Несколько секунд Иванов молчал. Он неторопливо попыхивал папиросой и что-то рисовал на листке бумаги. Видимо, ему хотелось найти как можно более точные слова.
- Слушай, Рубашов, - сказал он раздумчиво, - я вот заметил характерную подробность. Ты уже дважды сказал вы, имея в виду Партию и Правительство ты, Николай Залманович Рубашов, противопоставил им свое я. Теоретически, чтобы кого-нибудь обвинить, нужен, конечно, судебный процесс. Но для нас того, что я сейчас сказал, совершенно достаточно. Тебе понятно?
Разумеется, Рубашову было понятно, и однако он был застигнут врасплох. Ему показалось, что зазвучал камертон, по которому настраивали его сознание. Все, чему он учил других, во что верил и за что боролся в течение последних тридцати лет, откликнулось камертону волной памяти... Партия - это всеобъемлющий абсолют, отдельно взятая личность - ничто; лист, оторвавшийся от ветки, гибнет... Рубашов потер пенсне о рукав. Иванов сидел совершенно прямо, попыхивал папиросой и больше не улыбался. Рубашов обвел взглядом кабинет - и вдруг увидел светлый прямоугольник, резко выделявшийся на серых обоях. Ну, конечно же, здесь ее тоже сняли - групповую фотографию бородатых философов. Иванов проследил за взглядом Рубашова, но его лицо осталось бесстрастным.
- Устаревшие доводы, - сказал Рубашов. - Когда-то и мне коллективное мы казалось привычней личного я.

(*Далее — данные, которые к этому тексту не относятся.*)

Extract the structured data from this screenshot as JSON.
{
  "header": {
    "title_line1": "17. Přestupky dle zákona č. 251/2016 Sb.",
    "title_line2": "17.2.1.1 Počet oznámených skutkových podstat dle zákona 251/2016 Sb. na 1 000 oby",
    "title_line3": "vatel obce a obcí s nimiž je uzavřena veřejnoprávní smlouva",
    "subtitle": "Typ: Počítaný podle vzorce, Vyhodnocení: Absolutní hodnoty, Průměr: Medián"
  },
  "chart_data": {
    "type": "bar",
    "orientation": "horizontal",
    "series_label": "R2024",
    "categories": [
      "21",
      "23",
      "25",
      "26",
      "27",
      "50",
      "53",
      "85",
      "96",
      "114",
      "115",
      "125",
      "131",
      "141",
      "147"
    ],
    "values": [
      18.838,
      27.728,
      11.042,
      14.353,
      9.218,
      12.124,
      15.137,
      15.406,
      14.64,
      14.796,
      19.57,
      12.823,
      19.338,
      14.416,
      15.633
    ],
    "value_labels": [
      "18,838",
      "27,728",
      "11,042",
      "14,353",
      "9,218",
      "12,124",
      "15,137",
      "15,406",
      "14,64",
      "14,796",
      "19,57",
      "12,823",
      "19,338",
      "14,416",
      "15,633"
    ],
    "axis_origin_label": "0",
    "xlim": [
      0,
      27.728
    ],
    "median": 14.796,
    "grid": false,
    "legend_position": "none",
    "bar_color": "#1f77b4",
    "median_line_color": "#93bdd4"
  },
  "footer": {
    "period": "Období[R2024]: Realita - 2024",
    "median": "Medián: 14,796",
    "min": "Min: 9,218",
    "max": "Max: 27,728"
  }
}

Ты не изменил своих старых привычек; у меня, как видишь, появились новые. Ты и сегодня говоришь мы... но давай уточним от чьего лица?
- Совершенно правильно, - подхватил Иванов, - в этом и заключается сущность дела; я рад, что ты меня наконец понял. Значит, ты утверждаешь, что мы - то есть народ, Партия и Правительство - больше не служим интересам Революции?